Wednesday, October 14, 2009

Can a Sitting President Accept a Nobel Prize?


Barack Obama was sold to us during the campaign as a brilliant Constitutional scholar. Does the Contitution prevent him from accepting the Nobel Prize? There seems to be some question about this, at least in the minds of people who are willing to entertain the question--unlike Constitutional Scholar Obama, who will fly to Norway with apparent unconcern, dress himself up in white tie and tails, and accept the award with another one of his "It's All About Me" speeches.

J.P. Freire has written two recent opinion pieces on the issue in the Washington Examiner: the first, "Can a Sitting President Receive a Nobel Peace Prize? and the second, "Foreign Meddling Behind Nobel Peace Prize Ignored by Obama."

Freire points out, from Article I, Section 9 of the Constitution: No Title of Nobility shall be granted by the United States: And no Person holding any Office of Profit or Trust under them, shall, without the Consent of the Congress, accept of any present, Emolument, Office, or Title, of any kind whatever, from any King, Prince, or foreign State.

So evidently Obama may accept the award, but Congress will have to vote to allow him to do it. However, that begs the question, shouldn't a sitting president be scrupulous in avoiding even the appearance of impropriety and foreign meddling? Asks Friere, So what is the propriety of a sitting wartime president accepting an award from a foreign committee that is merely an expression of repudiation for the behavior of his predecessor?

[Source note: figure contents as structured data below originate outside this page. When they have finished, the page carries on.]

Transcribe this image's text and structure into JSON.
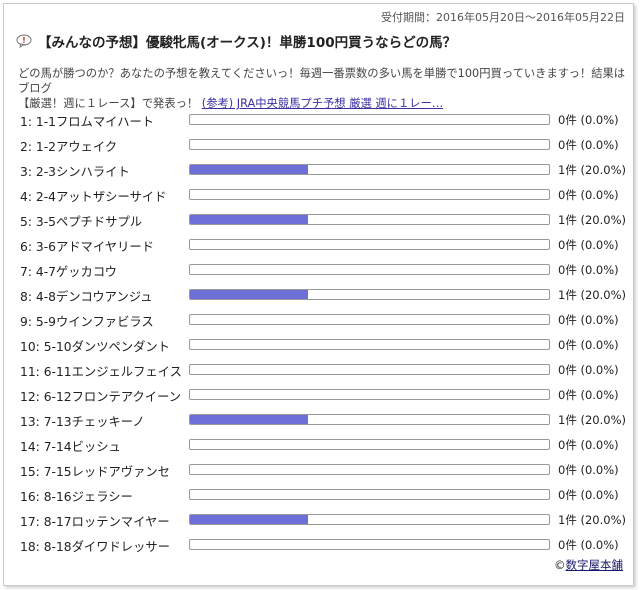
{
  "period": "受付期間：2016年05月20日～2016年05月22日",
  "title": "【みんなの予想】優駿牝馬(オークス)！単勝100円買うならどの馬？",
  "description": {
    "line1": "どの馬が勝つのか？あなたの予想を教えてくださいっ！毎週一番票数の多い馬を単勝で100円買っていきますっ！結果はブログ",
    "line2_prefix": "【厳選！週に１レース】で発表っ！ ",
    "link": "(参考) JRA中央競馬プチ予想 厳選 週に１レー…"
  },
  "horses": [
    {
      "label": "1: 1-1フロムマイハート",
      "count": "0件 (0.0%)",
      "pct": 0
    },
    {
      "label": "2: 1-2アウェイク",
      "count": "0件 (0.0%)",
      "pct": 0
    },
    {
      "label": "3: 2-3シンハライト",
      "count": "1件 (20.0%)",
      "pct": 20
    },
    {
      "label": "4: 2-4アットザシーサイド",
      "count": "0件 (0.0%)",
      "pct": 0
    },
    {
      "label": "5: 3-5ペプチドサプル",
      "count": "1件 (20.0%)",
      "pct": 20
    },
    {
      "label": "6: 3-6アドマイヤリード",
      "count": "0件 (0.0%)",
      "pct": 0
    },
    {
      "label": "7: 4-7ゲッカコウ",
      "count": "0件 (0.0%)",
      "pct": 0
    },
    {
      "label": "8: 4-8デンコウアンジュ",
      "count": "1件 (20.0%)",
      "pct": 20
    },
    {
      "label": "9: 5-9ウインファビラス",
      "count": "0件 (0.0%)",
      "pct": 0
    },
    {
      "label": "10: 5-10ダンツペンダント",
      "count": "0件 (0.0%)",
      "pct": 0
    },
    {
      "label": "11: 6-11エンジェルフェイス",
      "count": "0件 (0.0%)",
      "pct": 0
    },
    {
      "label": "12: 6-12フロンテアクイーン",
      "count": "0件 (0.0%)",
      "pct": 0
    },
    {
      "label": "13: 7-13チェッキーノ",
      "count": "1件 (20.0%)",
      "pct": 20
    },
    {
      "label": "14: 7-14ビッシュ",
      "count": "0件 (0.0%)",
      "pct": 0
    },
    {
      "label": "15: 7-15レッドアヴァンセ",
      "count": "0件 (0.0%)",
      "pct": 0
    },
    {
      "label": "16: 8-16ジェラシー",
      "count": "0件 (0.0%)",
      "pct": 0
    },
    {
      "label": "17: 8-17ロッテンマイヤー",
      "count": "1件 (20.0%)",
      "pct": 20
    },
    {
      "label": "18: 8-18ダイワドレッサー",
      "count": "0件 (0.0%)",
      "pct": 0
    }
  ],
  "credit": {
    "prefix": "©",
    "name": "数字屋本舗"
  },
  "colors": {
    "bar_fill": "#6e6ed8",
    "bar_border": "#999999",
    "link": "#3a2fa0"
  },
  "icons": {
    "title": "question-bubble-icon"
  }
}
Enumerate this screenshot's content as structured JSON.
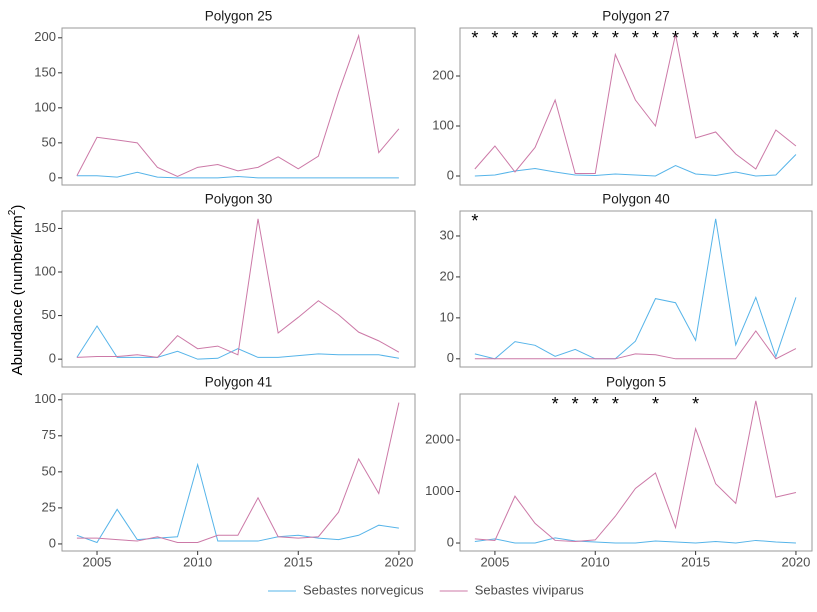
{
  "ylabel": [
    "Abundance (number/km",
    "2",
    ")"
  ],
  "series": [
    {
      "name": "Sebastes norvegicus",
      "color": "#56b4e9"
    },
    {
      "name": "Sebastes viviparus",
      "color": "#cc79a7"
    }
  ],
  "chart_data": [
    {
      "type": "line",
      "title": "Polygon 25",
      "x": [
        2004,
        2005,
        2006,
        2007,
        2008,
        2009,
        2010,
        2011,
        2012,
        2013,
        2014,
        2015,
        2016,
        2017,
        2018,
        2019,
        2020
      ],
      "xlim": [
        2003.26,
        2020.8
      ],
      "ylim": [
        -10.2,
        214
      ],
      "yticks": [
        0,
        50,
        100,
        150,
        200
      ],
      "series": [
        {
          "values": [
            3,
            3,
            1,
            8,
            1,
            0,
            0,
            0,
            2,
            0,
            0,
            0,
            0,
            0,
            0,
            0,
            0
          ]
        },
        {
          "values": [
            3,
            58,
            54,
            50,
            15,
            2,
            15,
            19,
            10,
            15,
            30,
            13,
            31,
            122,
            203,
            36,
            70
          ]
        }
      ],
      "annotations": []
    },
    {
      "type": "line",
      "title": "Polygon 27",
      "x": [
        2004,
        2005,
        2006,
        2007,
        2008,
        2009,
        2010,
        2011,
        2012,
        2013,
        2014,
        2015,
        2016,
        2017,
        2018,
        2019,
        2020
      ],
      "xlim": [
        2003.26,
        2020.8
      ],
      "ylim": [
        -18,
        296
      ],
      "yticks": [
        0,
        100,
        200
      ],
      "series": [
        {
          "values": [
            0,
            2,
            10,
            15,
            8,
            2,
            1,
            4,
            2,
            0,
            21,
            4,
            1,
            8,
            0,
            2,
            43
          ]
        },
        {
          "values": [
            14,
            60,
            8,
            57,
            152,
            5,
            5,
            243,
            152,
            100,
            283,
            76,
            88,
            44,
            14,
            92,
            60
          ]
        }
      ],
      "annotations": [
        {
          "x": 2004,
          "text": "*"
        },
        {
          "x": 2005,
          "text": "*"
        },
        {
          "x": 2006,
          "text": "*"
        },
        {
          "x": 2007,
          "text": "*"
        },
        {
          "x": 2008,
          "text": "*"
        },
        {
          "x": 2009,
          "text": "*"
        },
        {
          "x": 2010,
          "text": "*"
        },
        {
          "x": 2011,
          "text": "*"
        },
        {
          "x": 2012,
          "text": "*"
        },
        {
          "x": 2013,
          "text": "*"
        },
        {
          "x": 2014,
          "text": "*"
        },
        {
          "x": 2015,
          "text": "*"
        },
        {
          "x": 2016,
          "text": "*"
        },
        {
          "x": 2017,
          "text": "*"
        },
        {
          "x": 2018,
          "text": "*"
        },
        {
          "x": 2019,
          "text": "*"
        },
        {
          "x": 2020,
          "text": "*"
        }
      ]
    },
    {
      "type": "line",
      "title": "Polygon 30",
      "x": [
        2004,
        2005,
        2006,
        2007,
        2008,
        2009,
        2010,
        2011,
        2012,
        2013,
        2014,
        2015,
        2016,
        2017,
        2018,
        2019,
        2020
      ],
      "xlim": [
        2003.26,
        2020.8
      ],
      "ylim": [
        -9,
        170
      ],
      "yticks": [
        0,
        50,
        100,
        150
      ],
      "series": [
        {
          "values": [
            2,
            38,
            2,
            2,
            2,
            9,
            0,
            1,
            12,
            2,
            2,
            4,
            6,
            5,
            5,
            5,
            1
          ]
        },
        {
          "values": [
            2,
            3,
            3,
            5,
            2,
            27,
            12,
            15,
            5,
            161,
            30,
            48,
            67,
            51,
            31,
            21,
            8
          ]
        }
      ],
      "annotations": []
    },
    {
      "type": "line",
      "title": "Polygon 40",
      "x": [
        2004,
        2005,
        2006,
        2007,
        2008,
        2009,
        2010,
        2011,
        2012,
        2013,
        2014,
        2015,
        2016,
        2017,
        2018,
        2019,
        2020
      ],
      "xlim": [
        2003.26,
        2020.8
      ],
      "ylim": [
        -2,
        36.1
      ],
      "yticks": [
        0,
        10,
        20,
        30
      ],
      "series": [
        {
          "values": [
            1.2,
            0,
            4.2,
            3.3,
            0.6,
            2.3,
            0,
            0,
            4.3,
            14.7,
            13.7,
            4.5,
            34.2,
            3.4,
            15,
            0.5,
            15
          ]
        },
        {
          "values": [
            0,
            0,
            0,
            0,
            0,
            0,
            0,
            0,
            1.2,
            1,
            0,
            0,
            0,
            0,
            6.8,
            0,
            2.5
          ]
        }
      ],
      "annotations": [
        {
          "x": 2004,
          "text": "*"
        }
      ]
    },
    {
      "type": "line",
      "title": "Polygon 41",
      "x": [
        2004,
        2005,
        2006,
        2007,
        2008,
        2009,
        2010,
        2011,
        2012,
        2013,
        2014,
        2015,
        2016,
        2017,
        2018,
        2019,
        2020
      ],
      "xlim": [
        2003.26,
        2020.8
      ],
      "ylim": [
        -4.9,
        104
      ],
      "yticks": [
        0,
        25,
        50,
        75,
        100
      ],
      "xticks": [
        2005,
        2010,
        2015,
        2020
      ],
      "series": [
        {
          "values": [
            6,
            1,
            24,
            3,
            4,
            5,
            55,
            2,
            2,
            2,
            5,
            6,
            4,
            3,
            6,
            13,
            11
          ]
        },
        {
          "values": [
            4,
            4,
            3,
            2,
            5,
            1,
            1,
            6,
            6,
            32,
            5,
            4,
            5,
            22,
            59,
            35,
            98
          ]
        }
      ],
      "annotations": []
    },
    {
      "type": "line",
      "title": "Polygon 5",
      "x": [
        2004,
        2005,
        2006,
        2007,
        2008,
        2009,
        2010,
        2011,
        2012,
        2013,
        2014,
        2015,
        2016,
        2017,
        2018,
        2019,
        2020
      ],
      "xlim": [
        2003.26,
        2020.8
      ],
      "ylim": [
        -155,
        2893
      ],
      "yticks": [
        0,
        1000,
        2000
      ],
      "xticks": [
        2005,
        2010,
        2015,
        2020
      ],
      "series": [
        {
          "values": [
            30,
            80,
            0,
            0,
            100,
            40,
            20,
            0,
            0,
            40,
            20,
            0,
            30,
            0,
            50,
            20,
            0
          ]
        },
        {
          "values": [
            80,
            50,
            910,
            380,
            50,
            30,
            60,
            520,
            1060,
            1360,
            300,
            2220,
            1150,
            770,
            2760,
            890,
            980
          ]
        }
      ],
      "annotations": [
        {
          "x": 2008,
          "text": "*"
        },
        {
          "x": 2009,
          "text": "*"
        },
        {
          "x": 2010,
          "text": "*"
        },
        {
          "x": 2011,
          "text": "*"
        },
        {
          "x": 2013,
          "text": "*"
        },
        {
          "x": 2015,
          "text": "*"
        }
      ]
    }
  ]
}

As Jonathan Freedland points out in a post on the NYRblog: The peace prize is chosen by politicians representing a country with a population half the size of London. Whatever their Norwegian affiliations, all five would, if transplanted to the US, belong on the liberal end of the political spectrum: the center of gravity in Nordic politics is simply much further to the left than it is in the US. Besides, on foreign policy there is a Norwegian consensus. It favors multilateralism, yearns for nuclear disarmament, and believes in international institutions, revering the United Nations above all.

Freedland remarks on a concern that Norway's Nobel committee may have tied his Obama's hands—making it harder for the President, as a Peace Prize laureate, to take military action against Iran or escalate in Afghanistan. They will hope, at the very least, to bind him into further action on nuclear arms and to keep faith with the UN. Judging from the makeup of the committee, Freedland's concerns seem warranted--or at least the subject of a debate that ought to occur when Congress votes to allow Obama to accept the award. But I'm not holding my breath. I'm just guessing, but if such a vote were to occur, it would be behind closed doors, in the dead of night, unreported by the lame stream media.

Here's a thought: why not avoid the issue of impropriety and foreign meddling altogether? A totally rhetorical question, of course, in the case of Obama, but just play along here for one minute. Better that he had declined the award, and there is some precedent for Obama, as a sitting president, to have done that--or at the very least to put off accepting it until he's out of office. Theodore Roosevelt was awarded the Nobel Peace Prize in 1906 for his work in the negotiations that led to the Treaty of Portsmouth, ending the Russo-Japanese War in 1905 (something he actually accomplished, not something he hoped to accomplish). However, TR did not pick up the prize money (or the prize itself) until 1910, when he visited Europe after his African Safari. He did not feel right accepting the prize while he was in office. Freire suggests in the article that to avoid the appearance of foreign meddling in U.S. affairs, Obama could have given the award the Giuliani treatment: Thanks, but no thanks.

Update: 16 Oct 2009. I haven't heard anything about this in the press except for this article in the Washington Post: "An Unconstitutional Nobel," by Ronald D. Rotunda and J. Peter Pham. I still think the Congress will vote on this in the middle of the night sometime when they think no one is looking.

Ronald D. Rotunda is distinguished professor of jurisprudence at Chapman University Law School.
J. Peter Pham is senior fellow at the Foundation for Defense of Democracies.